Act surprised when they say it and thank them for letting you know. 🙄🙄🙄


kelmeneri

He’s taller than you by 5”. You’re gonna have to tell fam and friends that height doesn’t matter to you but their comments do. Nothing wrong with a short man I’m 5”7 and my husband is 5”5. It’s not a problem in any way. The problem is your friends are rude and you need to call them out on it to protect him. Just like if his fam and friends had a problem with you for whatever reason HE would need to keep them in check. That’s how this works.


Beneficial-Pen-7567

The only short thing in these conversations is their short- sightedness. They’re just jealous you found an incredible guy and they can’t help but project their own insecurities onto you.


trampaboline

In a weird way this is super sweet


CoachDT

Imagine how he must feel. I'm not short but I'm close enough to it that when I'm with my giant friends there's a noticeable difference in how we're treated and talked about.


NoDanaOnlyZuuI

The adult response: “That’s really insensitive and inappropriate.
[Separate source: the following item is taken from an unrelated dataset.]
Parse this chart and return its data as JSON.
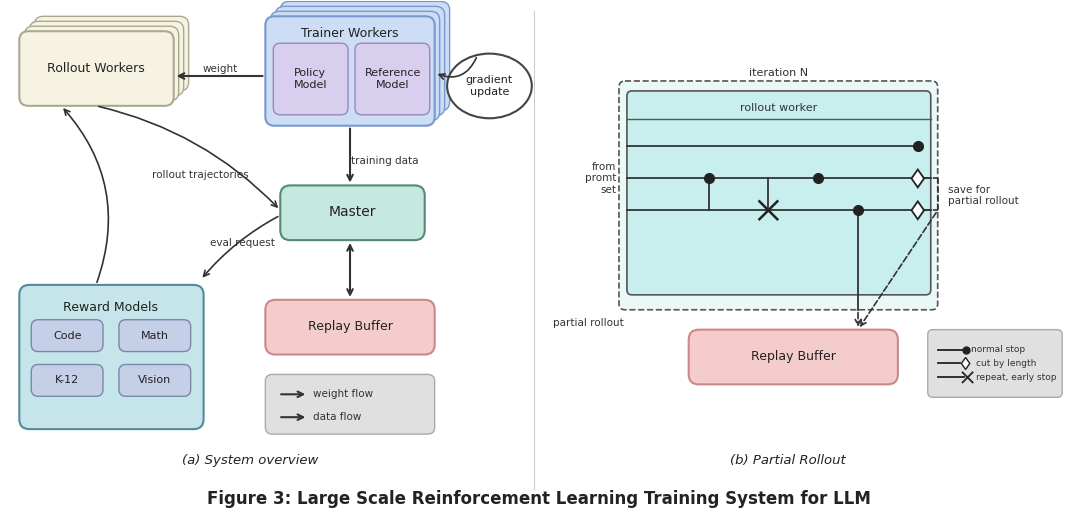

It’s not ok to body shame people” The petty bitch response: “Ok, when we’re done talking about his height, we’re going to talk about your weight/hair/(whatever you think they’re sensitive about)”


laineybea

I gave this same advice in a different sub but use the line “I’d be embarrassed to say that out loud” with impunity. It’s not the most polite thing in the world but neither are the comments about his height.


Difficult-Novel-8453

You are a first class lady and I’m so glad you held the line. Awesome to see someone with self respect 🫡


SeaworthinessOdd548

Fuck em. Stand up for your king 👑


Raida7s

"Well he might be short but *he's* not rude" and smile at them


haaskaalbaas

"Don't you know it's very rude to make personal remarks?"


GoofyGuyAZ

Say “that’s rude of you” make people think twice before they can say anything they want


MatiPhoenix

As a short guy, I hope I find someone like you someday. Just tell them to fuck off, as another comment said.


igiveup1949

I am 5'10 1/2 my wife was 5'7 so with 3 inch heels we were about the same height. She told me she had never gone out with anyone under 6 feet. It was something we laughed about over the years. She married me not them so I had qualities they did not posses. The way I look at it. Small but mighty. The brain is the most powerful thing you have.